CHN: Cina; DE: Germany; ES: Spain; IL: Israel; NL: Netherlands; TW: Taiwan; USA: United States of America.

Discussion

The current biotechnological revolution, the progress made in translational medicine and the advances in neurology and neurosurgery have resulted in the development of revolutionary therapeutic approaches for a wide range of neuro-vascular and neuro-oncological pathologies.[96]-[99]

The identification of those mutations which are mainly responsible for the malignant behavior of HGGs has been the starting point for new and tailored therapies.[54], [100]

Gene therapies are designed for delivering and/or editing specific genes directly in the tumor genome. They ultimately destroy cancer cells, also enhancing the antitumoral immune response.

Translational Challenges

The selection process of the target genes to be transduced or replaced is greatly limited by an intrinsic genetic heterogeneity of the GBMs, but also by the progressive accumulation of mutations during the malignant progression. The major translational challenges of the gene therapies may be summarized in the widening of the spectrum of target genes within the tumor genome, improvement of the transduction efficiency of the carriers, and optimization of the administration routes. The major weakness of all the virus-based gene therapies lies in their immunogenic and inflammatory potential, which can be limited through the tailoring of their dosages.[101], [102] The risk of insertional mutagenesis is a further major hurdle. The viral genotoxicity, namely the potential activation of oncogenes due to an incorrect transduction, can be decreased by manufacturing self-inactivating vectors without their own promoter.[103], [104] The route of administration of these drugs is also a concern. Since most viral vehicles are characterized by a too rapid systemic clearance, stereotactic or endoscopic minimally invasive administration routes have been proposed, with the same advantage already reported for other pathologies.[105], [106]

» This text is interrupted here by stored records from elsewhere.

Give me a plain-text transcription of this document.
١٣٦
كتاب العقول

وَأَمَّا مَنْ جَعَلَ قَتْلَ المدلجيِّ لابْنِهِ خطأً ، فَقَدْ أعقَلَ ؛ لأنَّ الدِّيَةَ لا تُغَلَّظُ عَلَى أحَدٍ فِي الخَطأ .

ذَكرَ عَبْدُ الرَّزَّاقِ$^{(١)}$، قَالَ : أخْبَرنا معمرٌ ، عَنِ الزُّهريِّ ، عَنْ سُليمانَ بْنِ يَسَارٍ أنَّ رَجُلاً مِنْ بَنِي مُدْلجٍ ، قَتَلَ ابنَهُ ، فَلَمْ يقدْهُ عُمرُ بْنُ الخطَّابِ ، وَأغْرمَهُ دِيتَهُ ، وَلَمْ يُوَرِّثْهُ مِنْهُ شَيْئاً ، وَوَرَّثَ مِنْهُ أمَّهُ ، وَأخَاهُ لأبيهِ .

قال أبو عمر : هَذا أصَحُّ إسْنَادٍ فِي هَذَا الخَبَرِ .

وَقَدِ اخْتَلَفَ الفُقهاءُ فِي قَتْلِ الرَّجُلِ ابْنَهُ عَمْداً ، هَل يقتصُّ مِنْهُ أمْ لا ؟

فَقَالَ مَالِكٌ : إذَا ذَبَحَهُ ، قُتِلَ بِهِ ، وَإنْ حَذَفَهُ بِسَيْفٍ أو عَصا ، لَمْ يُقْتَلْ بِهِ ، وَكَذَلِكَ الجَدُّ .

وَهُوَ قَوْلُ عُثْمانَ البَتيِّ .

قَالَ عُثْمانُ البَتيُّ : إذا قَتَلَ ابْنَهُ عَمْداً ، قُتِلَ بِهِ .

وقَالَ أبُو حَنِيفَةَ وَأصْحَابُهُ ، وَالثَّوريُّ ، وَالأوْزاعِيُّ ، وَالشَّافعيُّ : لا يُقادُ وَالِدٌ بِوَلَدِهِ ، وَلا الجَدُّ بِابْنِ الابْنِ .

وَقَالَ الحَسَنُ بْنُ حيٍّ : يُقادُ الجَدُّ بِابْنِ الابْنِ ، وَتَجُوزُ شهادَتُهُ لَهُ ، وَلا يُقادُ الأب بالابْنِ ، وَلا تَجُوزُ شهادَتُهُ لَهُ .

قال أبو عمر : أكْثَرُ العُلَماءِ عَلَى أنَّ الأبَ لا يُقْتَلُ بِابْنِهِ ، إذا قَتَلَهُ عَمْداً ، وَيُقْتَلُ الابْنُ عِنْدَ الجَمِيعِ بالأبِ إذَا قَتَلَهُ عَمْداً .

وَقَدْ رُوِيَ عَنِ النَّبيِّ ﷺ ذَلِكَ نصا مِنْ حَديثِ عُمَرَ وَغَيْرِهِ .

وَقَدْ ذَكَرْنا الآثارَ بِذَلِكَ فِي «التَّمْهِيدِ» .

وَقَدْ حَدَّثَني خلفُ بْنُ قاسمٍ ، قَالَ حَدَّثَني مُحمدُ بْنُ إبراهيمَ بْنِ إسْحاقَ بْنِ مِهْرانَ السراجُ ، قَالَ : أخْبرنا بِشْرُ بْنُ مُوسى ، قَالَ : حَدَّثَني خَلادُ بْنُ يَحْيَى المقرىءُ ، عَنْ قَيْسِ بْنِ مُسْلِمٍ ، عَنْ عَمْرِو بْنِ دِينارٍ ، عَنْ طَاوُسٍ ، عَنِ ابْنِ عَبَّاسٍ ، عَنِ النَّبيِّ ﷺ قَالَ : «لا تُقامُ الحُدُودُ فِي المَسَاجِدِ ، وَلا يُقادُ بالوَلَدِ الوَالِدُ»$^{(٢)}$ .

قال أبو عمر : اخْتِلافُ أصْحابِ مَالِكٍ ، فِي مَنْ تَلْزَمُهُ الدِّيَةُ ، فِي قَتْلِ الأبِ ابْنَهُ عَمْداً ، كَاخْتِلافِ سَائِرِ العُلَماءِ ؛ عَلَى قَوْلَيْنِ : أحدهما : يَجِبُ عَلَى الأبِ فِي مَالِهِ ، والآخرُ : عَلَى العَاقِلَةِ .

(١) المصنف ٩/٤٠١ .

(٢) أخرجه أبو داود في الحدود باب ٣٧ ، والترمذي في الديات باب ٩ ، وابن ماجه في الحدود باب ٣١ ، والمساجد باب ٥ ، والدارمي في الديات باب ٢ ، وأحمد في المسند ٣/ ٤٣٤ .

Ongoing Trends and Future Prosepects

One of the most promising genetic approaches is the restoration of the physiologic antitumor function of oncosuppressor genes or interleukins, such as p53 and IFN. Similarly, the encouraging results of the suicide gene and oncolytic virotherapies justify their increasingly large role. It must be stressed, however, that to date none of these therapies have proven their effect as a monotherapy. The near future should also focus on the engineering of better carriers, capable of leading the therapeutic effect due to their smaller size, lower toxicity and immunologic potential, as well as improved cell penetrance compared to viral vectors. Nanotechnologies came into aid with biocompatible nanoparticles, liposomes primarily, whose known advantages have been reported.[107], [108] The ideal carriers should be capable of a wider tissue distribution. The advances in genetic engineering will make it possible to personalize the treatments, according to patient and tumor genetics.

The development of new administration routes improved therapeutic protocols and concomitant immune-boosting strategies will optimize the gene therapies.

Conclusion

Gene therapy is the newest approach among the tailored therapies for malignant brain tumors.

The suicide gene, tumor suppressor gene, immunomodulatory gene, and oncolytic therapies have been most widely tested in clinical trials, although the totality of evidence about their effectiveness is still at an experimental level.

The transfer and manipulation of the target genes involved biological carriers such as adenoviruses, HSVs, retroviruses and AAVs. The advances of nanotechnology have led to the recent introduction of liposomes and polymers.

The future of gene therapies is represented by the selection of new and more effective target genes, along with the engineering and manufacturing of non-viral gene-delivery vectors, given that they are capable of a greater and safer spreading capacity.